Sprachliches Wirrwarr
Die älteste überlieferte Abbildung einer Möhre entstand im antiken Griechenland. Staphylinos nannte Dioskorides die 60n.Chr. von ihm dargestellte und beschriebene Pflanze. Ob es sich dabei um eine Vertreterin der Urspezies Daucus carota carota oder um die Kulturform Daucus carota sativus der offenbar seit eh und je beliebten Pflanze handelte? Niemand weiß es zu sagen.
Schlechte Erfahrungen mit eindeutiger Zuordnung von Möhren-Fundstücken aus prähistorischen Abfallgruben machten auch Archäologen. Aber selbst frühe schriftliche Quellen helfen in Sachen Möhrenhistorie kaum weiter, denn schon im Einflussbereich der alten Römer herrschte Begriffskonfusion hinsichtlich dem würzigen Wurzelwerk (haben Sie schon einmal über die enge Wortverwandtschaft nachgedacht?) von Pastinaca sativa, dem Gemeinen Pastinak also, und Daucus carota, der Möhre schlechthin. Zu den Doldengewächsen gehören schließlich beide.
Aus dem sprachlichen Wirrwarr ergeben sich weitere Fragen: Sind die pastinaca in der „Physika“ der Hildegard von Bingen wirklich als ein Hinweis auf Pastinaken zu verstehen, respektive verbergen sich nicht dahinter doch Karotten? Was meinen die „Capitulare“ Karls des Großen, wenn sie carvitas als Hausgartenbesiedler proklamieren? Auch hier können, glaubt man Experten, durchaus Möhren gemeint gewesen sein.
Im Blickpunkt: die Blüte
Die erste unzweifelhafte Erwähnung finden sie im 13. Jahrhundert bei Albertus Magnus: Daucus nennt er seine Empfehlung und führt zudem als Indiz die kleine dunkelrote Sonderbarkeit im Zentrum des ansonsten rein weißen Blütenschirms einer Möhrenpflanze an. Ob seinerzeit das Rhizom eher als Arznei- oder als Nahrungsmittel angesehen wurde, klärt selbst dieser große Gelehrte nicht.

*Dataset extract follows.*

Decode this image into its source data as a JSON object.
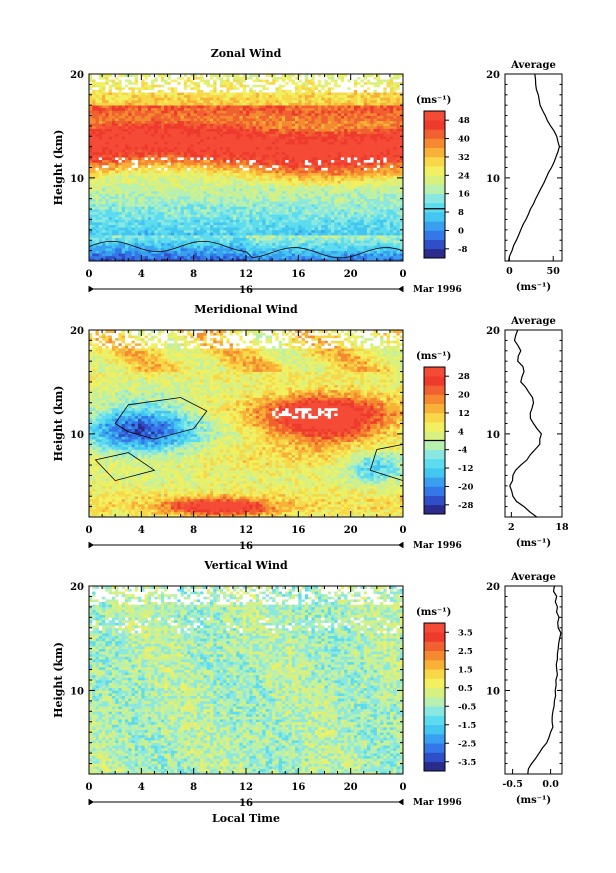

Die andersfarbige Mittelblüte der Möhren! Sie fand als Erkennungsmerkmal Eingang in die Kräuterbücher des 16. und 17. Jahrhunderts. Darüber hinaus ließ Hieronymus Bock beispielsweise seine Leserschaft 1546 wissen, dass im Gegensatz zur „zamen“ Möhre, die Wurzel der „wilden“ „gantz dünn“ und „ganz holtzicht, selten fingers dick und jnwendig weiß“ ist; sie „wechst“, fährt der Autor fort, „hinter den zeunen, an den felßen und äckern, in dürrem sandichten ertrich (Erdreich)“.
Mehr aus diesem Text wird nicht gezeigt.